Overexpression of ZNF154 and ZNF132 proteins in HEK-293 and head and neck squamous cell carcinoma cell line UM-SCC-1

To investigate the possible tumour suppressive properties of ZNF154 and ZNF132 proteins in head and neck cancer, we attempted to overexpress these proteins in a head and neck squamous cell carcinoma cell line (UM-SCC-1) by lentiviral transduction of a C-terminal Flag-tagged fusion protein construct under the control of a CMV promoter. As a control to confirm functionality of the vector constructs for stable overexpression, we also overexpressed both ZNF fusion proteins using the same lentiviral constructs in the human embryonic kidney 293 cell line (HEK-293).

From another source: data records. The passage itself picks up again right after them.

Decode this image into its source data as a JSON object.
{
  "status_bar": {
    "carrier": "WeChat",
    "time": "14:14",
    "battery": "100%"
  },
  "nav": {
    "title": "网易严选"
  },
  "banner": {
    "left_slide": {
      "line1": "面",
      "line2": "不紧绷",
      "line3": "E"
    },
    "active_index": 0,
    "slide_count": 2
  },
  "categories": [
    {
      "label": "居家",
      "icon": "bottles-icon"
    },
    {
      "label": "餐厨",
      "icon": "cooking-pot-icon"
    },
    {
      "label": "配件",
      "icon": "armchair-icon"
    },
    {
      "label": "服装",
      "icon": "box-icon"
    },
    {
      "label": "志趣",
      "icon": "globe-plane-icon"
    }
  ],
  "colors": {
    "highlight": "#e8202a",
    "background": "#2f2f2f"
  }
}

We initially confirmed overexpression of the Flag-tagged ZNF154 and ZNF132 fusion-constructs by both real-time quantitative PCR (qPCR) and at the protein level by Western blot. In HEK-293 cells, quantitation of RNA transcripts by Taqman quantitative real-time PCR (qPCR) revealed significant increase in transcript abundance for ZNF154 and ZNF132 in the transduced HEK-293 clones when compared to the empty vector control (Fig. 3A). Similarly, significant expression of both ZNF transcripts were observed in UM-SCC-1 cancer cells that were both undetectable in empty vector UM-SCC-1 control cells. At the protein level, Western blot analysis demonstrated a similar over-expression of both Flag-tagged ZNF proteins in HEK-293 cells, with molecular weights of 50 kDa (ZNF154) and 82 kDa (ZNF132) (Fig. 3B). These proteins were absent in the empty vector control cells. While overexpression of Flag-tagged fusion proteins were observed in UM-SCC-1 cancer cells, both proteins were smaller in size then the expected molecular weights, with molecular weights of approximately 34 kDa in both transductants.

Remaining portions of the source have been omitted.